4 Members Of Violent Rival Gangs Indicted In South Bronx

NEW YORK - "Fort Apache" was liberated yesterday.

Police and federal agents busted leaders and members of two violent, multimillion-dollar South Bronx drug-trafficking gangs believed to be responsible for 15 murders since the mid-1980s.

A total of 31 men who are members of the Nasty Boys, the Bryant Boys or its spinoff groups, the Beniquez Organization and the Stroud Organization, were named in two racketeering indictments unsealed yesterday, said Manhattan U.S. Attorney Mary Jo White.

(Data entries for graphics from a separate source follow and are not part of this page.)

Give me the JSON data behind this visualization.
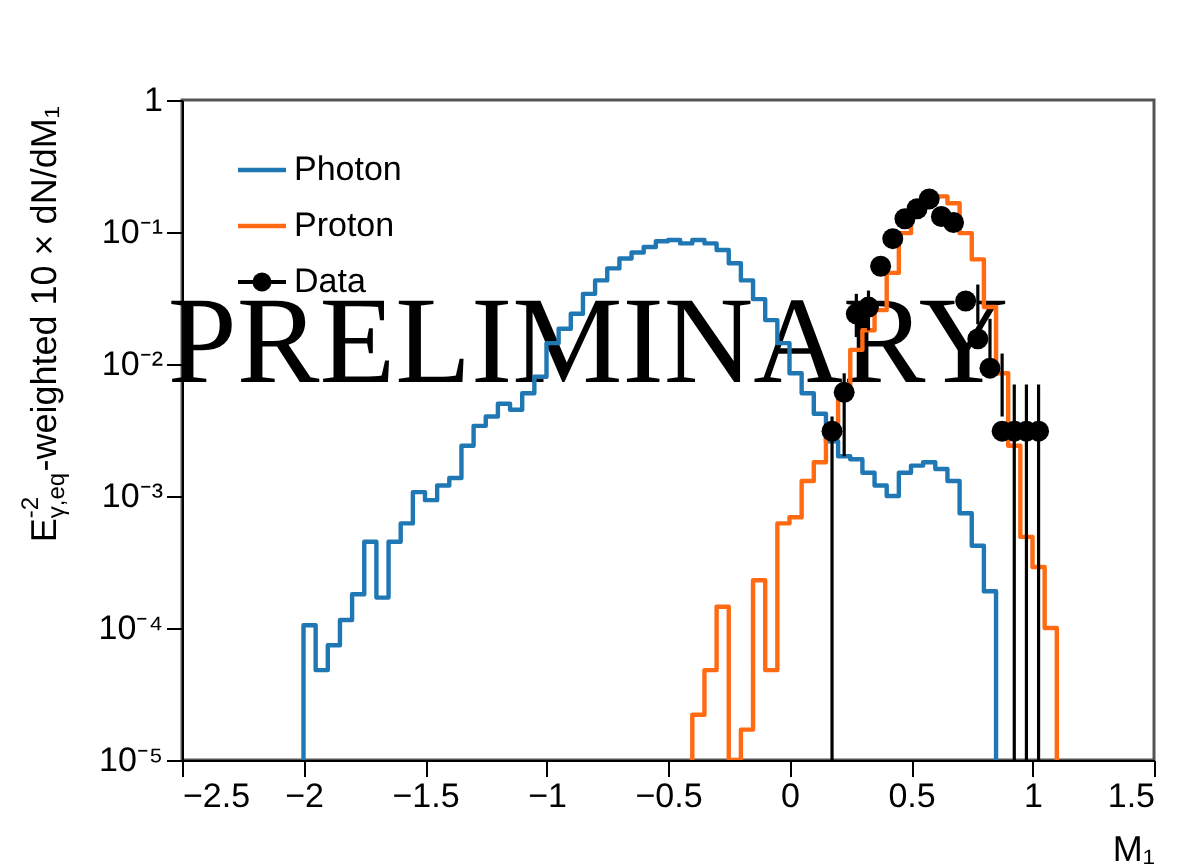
{
  "chart_data": {
    "type": "histogram",
    "xlabel": "M₁",
    "ylabel": "E$^{-2}$$_{γ,eq}$-weighted 10 × dN/dM₁",
    "annotations": [
      "PRELIMINARY"
    ],
    "series": [
      {
        "name": "Photon",
        "color": "#1f77b4",
        "bins": [
          -2.0,
          -1.95,
          -1.9,
          -1.85,
          -1.8,
          -1.75,
          -1.7,
          -1.65,
          -1.6,
          -1.55,
          -1.5,
          -1.45,
          -1.4,
          -1.35,
          -1.3,
          -1.25,
          -1.2,
          -1.15,
          -1.1,
          -1.05,
          -1.0,
          -0.95,
          -0.9,
          -0.85,
          -0.8,
          -0.75,
          -0.7,
          -0.65,
          -0.6,
          -0.55,
          -0.5,
          -0.45,
          -0.4,
          -0.35,
          -0.3,
          -0.25,
          -0.2,
          -0.15,
          -0.1,
          -0.05,
          0.0,
          0.05,
          0.1,
          0.15,
          0.2,
          0.25,
          0.3,
          0.35,
          0.4,
          0.45,
          0.5,
          0.55,
          0.6,
          0.65,
          0.7,
          0.75,
          0.8,
          0.85
        ],
        "values": [
          0.000105,
          4.8e-05,
          7.4e-05,
          0.000115,
          0.00018,
          0.00045,
          0.00017,
          0.00045,
          0.00062,
          0.00107,
          0.00093,
          0.0012,
          0.00137,
          0.0024,
          0.0034,
          0.004,
          0.005,
          0.0045,
          0.006,
          0.008,
          0.0144,
          0.0185,
          0.024,
          0.034,
          0.043,
          0.053,
          0.063,
          0.07,
          0.077,
          0.085,
          0.087,
          0.082,
          0.087,
          0.082,
          0.073,
          0.058,
          0.043,
          0.031,
          0.0215,
          0.0144,
          0.0085,
          0.006,
          0.0042,
          0.0026,
          0.002,
          0.0019,
          0.0015,
          0.0012,
          0.001,
          0.0015,
          0.0017,
          0.0018,
          0.0016,
          0.0013,
          0.00074,
          0.00042,
          0.00019
        ]
      },
      {
        "name": "Proton",
        "color": "#ff6a13",
        "bins": [
          -0.4,
          -0.35,
          -0.3,
          -0.25,
          -0.2,
          -0.15,
          -0.1,
          -0.05,
          0.0,
          0.05,
          0.1,
          0.15,
          0.2,
          0.25,
          0.3,
          0.35,
          0.4,
          0.45,
          0.5,
          0.55,
          0.6,
          0.65,
          0.7,
          0.75,
          0.8,
          0.85,
          0.9,
          0.95,
          1.0,
          1.05,
          1.1
        ],
        "values": [
          2.2e-05,
          4.8e-05,
          0.000145,
          1e-05,
          1.7e-05,
          0.00023,
          4.8e-05,
          0.00062,
          0.00069,
          0.0013,
          0.0018,
          0.003,
          0.0067,
          0.0128,
          0.018,
          0.0256,
          0.049,
          0.098,
          0.138,
          0.165,
          0.186,
          0.165,
          0.098,
          0.062,
          0.027,
          0.0085,
          0.0024,
          0.00049,
          0.00029,
          0.0001
        ]
      },
      {
        "name": "Data",
        "type": "scatter",
        "color": "#000000",
        "marker": "circle",
        "x": [
          0.175,
          0.225,
          0.275,
          0.325,
          0.375,
          0.425,
          0.475,
          0.525,
          0.575,
          0.625,
          0.675,
          0.725,
          0.775,
          0.825,
          0.875,
          0.925,
          0.975,
          1.025
        ],
        "values": [
          0.0031,
          0.0061,
          0.024,
          0.027,
          0.055,
          0.089,
          0.126,
          0.15,
          0.178,
          0.131,
          0.118,
          0.03,
          0.0155,
          0.0093,
          0.0031,
          0.0031,
          0.0031,
          0.0031
        ],
        "errors": [
          [
            1e-05,
            0.004
          ],
          [
            0.002,
            0.0085
          ],
          [
            0.016,
            0.034
          ],
          [
            0.018,
            0.036
          ],
          null,
          null,
          null,
          null,
          null,
          null,
          null,
          null,
          [
            0.02,
            0.04
          ],
          [
            0.01,
            0.022
          ],
          [
            0.004,
            0.012
          ],
          [
            1e-05,
            0.007
          ],
          [
            1e-05,
            0.007
          ],
          [
            1e-05,
            0.007
          ]
        ]
      }
    ],
    "xlim": [
      -2.5,
      1.5
    ],
    "xticks": [
      {
        "value": -2.5,
        "label": "−2.5"
      },
      {
        "value": -2,
        "label": "−2"
      },
      {
        "value": -1.5,
        "label": "−1.5"
      },
      {
        "value": -1,
        "label": "−1"
      },
      {
        "value": -0.5,
        "label": "−0.5"
      },
      0,
      0.5,
      1,
      1.5
    ],
    "ylim": [
      1e-05,
      1
    ],
    "yticks": [
      {
        "value": 1e-05,
        "label": "10⁻⁵"
      },
      {
        "value": 0.0001,
        "label": "10⁻⁴"
      },
      {
        "value": 0.001,
        "label": "10⁻³"
      },
      {
        "value": 0.01,
        "label": "10⁻²"
      },
      {
        "value": 0.1,
        "label": "10⁻¹"
      },
      1
    ],
    "log": "y",
    "grid": false,
    "legend": "top left"
  }
}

Of the 31 defendants, 14 were arrested late Monday and yesterday morning while 14 others were already in police custody on related charges, White said.

Officials are still seeking three more men at large, two of whom are believed to be in Puerto Rico.

The gangs, officials said, had instilled fear in the residents of the commercial Hunts Point neighborhood of the Bronx for about a decade with drug trafficking and murders.

With the federal crackdown on the crack and heroin drug dealers, the community has reclaimed its streets, said Capt. Steven Silks, the commanding officer of the 41st police precinct, which earned the name "Fort Apache" in the 1970s as an outpost against crime.

The heroin and crack dealing gangs operated in residential dwellings in a one-block radius of Seneca and Bryant avenues, with the two opposing gangs - the Nasty Boys and the Bryant Boys - operating at locations across the street from each other, White said.

"It was paralysis caused by the fear, the intimidation and the violence that occurred on the streets," she said. "People were afraid to come out."

Carlo Boccia, who heads the Drug Enforcement Administration's New York office, pointed out that the arrests do not put an end to drug dealing in the neighborhood forever.

"Other organizations certainly will fill the void," Boccia said. "What you do in this instance is disrupt the traffic . . . allowing the community some breathing time."